The long-awaited return of corporate travel is starting to show signs of picking up in the U.S.
Corporate booking volume reached the highest level since the beginning of the pandemic at -17.5% for the week ending September 11 vs. the comparable period in 2019, per data from Bank of America. Corporate bookings had been running at around a -25% pace vs. the pre-pandemic period since April.
BofA analyst Andrew Didora noted that in the past week Delta (NYSE:DAL) cited a surge in business bookings after Labor Day, while Southwest (LUV) said September managed corporate travel would be 8% to 10% points better than August. The firm has also noted that the business travel recovery is happening in real time with mid-week hotel occupancy now higher than weekend occupancy for the first time in the pandemic.
The firm thinks the post-Labor Day booking trend is encouraging and could help support Q4 guidance across the sector. BofA expects further sequential revenue improvement of 100 basis points to 200 basis points across its U.S. airline coverage.
"We think the demand trends are driven by the uptick in corporate bookings as well as continued leisure demand even in the off peak.

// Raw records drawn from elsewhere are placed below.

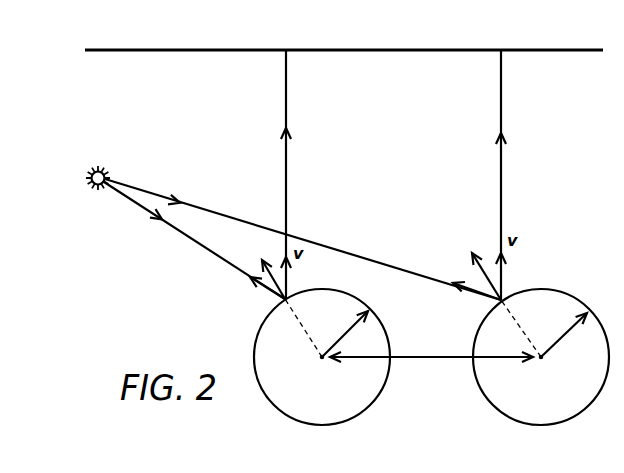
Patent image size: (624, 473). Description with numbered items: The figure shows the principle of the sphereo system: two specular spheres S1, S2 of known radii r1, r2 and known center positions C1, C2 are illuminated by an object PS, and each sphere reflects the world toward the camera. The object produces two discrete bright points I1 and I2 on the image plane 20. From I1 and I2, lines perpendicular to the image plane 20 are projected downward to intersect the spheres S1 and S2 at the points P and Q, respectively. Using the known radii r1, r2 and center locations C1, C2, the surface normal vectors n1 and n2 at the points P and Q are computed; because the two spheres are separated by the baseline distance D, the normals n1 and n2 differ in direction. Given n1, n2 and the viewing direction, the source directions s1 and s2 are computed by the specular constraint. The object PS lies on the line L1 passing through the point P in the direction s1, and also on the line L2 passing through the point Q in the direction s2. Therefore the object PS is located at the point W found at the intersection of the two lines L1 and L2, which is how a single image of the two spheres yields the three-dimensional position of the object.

The image plane 20 is at (576, 51).
The location of the object W is at (115, 169).
The object PS is at (89, 184).
The image point on first sphere I1 is at (289, 159).
The image point on second sphere I2 is at (501, 160).
The first line L1 is at (194, 240).
The second line L2 is at (303, 239).
The first source direction s1 is at (256, 285).
The second source direction s2 is at (462, 291).
The surface normal vector at point P n1 is at (265, 265).
The surface normal vector at point Q n2 is at (471, 271).
The first specular sphere S1 is at (322, 357).
The second specular sphere S2 is at (541, 357).
The intersection point on first sphere P is at (303, 322).
The intersection point on second sphere Q is at (521, 323).
The world radius of first sphere r1 is at (346, 334).
The world radius of second sphere r2 is at (565, 335).
The distance between spheres D is at (431, 345).
The world center of first sphere C1 is at (311, 370).
The world center of second sphere C2 is at (553, 371).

Bookings through OTA channels (our proxy for leisure travel) were back in line with pre-pandemic levels after tracking at 85-90% recovered over the summer."

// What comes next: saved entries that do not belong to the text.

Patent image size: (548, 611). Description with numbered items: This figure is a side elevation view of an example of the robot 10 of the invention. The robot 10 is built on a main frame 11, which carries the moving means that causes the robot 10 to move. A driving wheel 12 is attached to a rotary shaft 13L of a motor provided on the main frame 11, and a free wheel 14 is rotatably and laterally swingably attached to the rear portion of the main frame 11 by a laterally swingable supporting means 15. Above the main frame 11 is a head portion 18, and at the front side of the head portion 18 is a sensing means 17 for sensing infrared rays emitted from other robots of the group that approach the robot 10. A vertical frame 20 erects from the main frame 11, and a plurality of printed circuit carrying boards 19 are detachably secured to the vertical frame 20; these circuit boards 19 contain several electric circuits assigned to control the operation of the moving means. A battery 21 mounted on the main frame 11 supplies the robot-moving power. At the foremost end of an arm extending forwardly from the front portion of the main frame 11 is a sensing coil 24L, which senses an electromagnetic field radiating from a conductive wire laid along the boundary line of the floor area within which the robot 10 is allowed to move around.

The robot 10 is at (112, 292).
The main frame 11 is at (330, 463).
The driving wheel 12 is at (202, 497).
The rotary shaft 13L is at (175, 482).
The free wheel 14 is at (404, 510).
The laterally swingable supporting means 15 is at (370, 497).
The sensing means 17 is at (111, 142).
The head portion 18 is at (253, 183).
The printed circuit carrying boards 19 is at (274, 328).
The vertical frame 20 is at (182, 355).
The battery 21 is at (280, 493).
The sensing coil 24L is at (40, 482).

The bounce in corporate bookings coincides with domestic bookings holding up so far in the off-peak season and international trends called steady at 95% recovered from the pre-pandemic level.
Airline stocks showed slight losses in the premarket session on Monday in line with the broad market as the S&P 500 broke through a key support level.
On Watch: American Airlines (AAL), Delta Airlines (DAL), Southwest Airlines (LUV), United Airlines (UAL), JetBlue (JBLU), Hawaiian Holdings (HA), Alaska Air Group (ALK), Allegiant Travel (ALGT), Spirit Airlines (SAVE), Mesa Airlines (MESA), SkyWest (SKYW), Sun Country Airlines (SNCY), and Frontier Group (ULCC).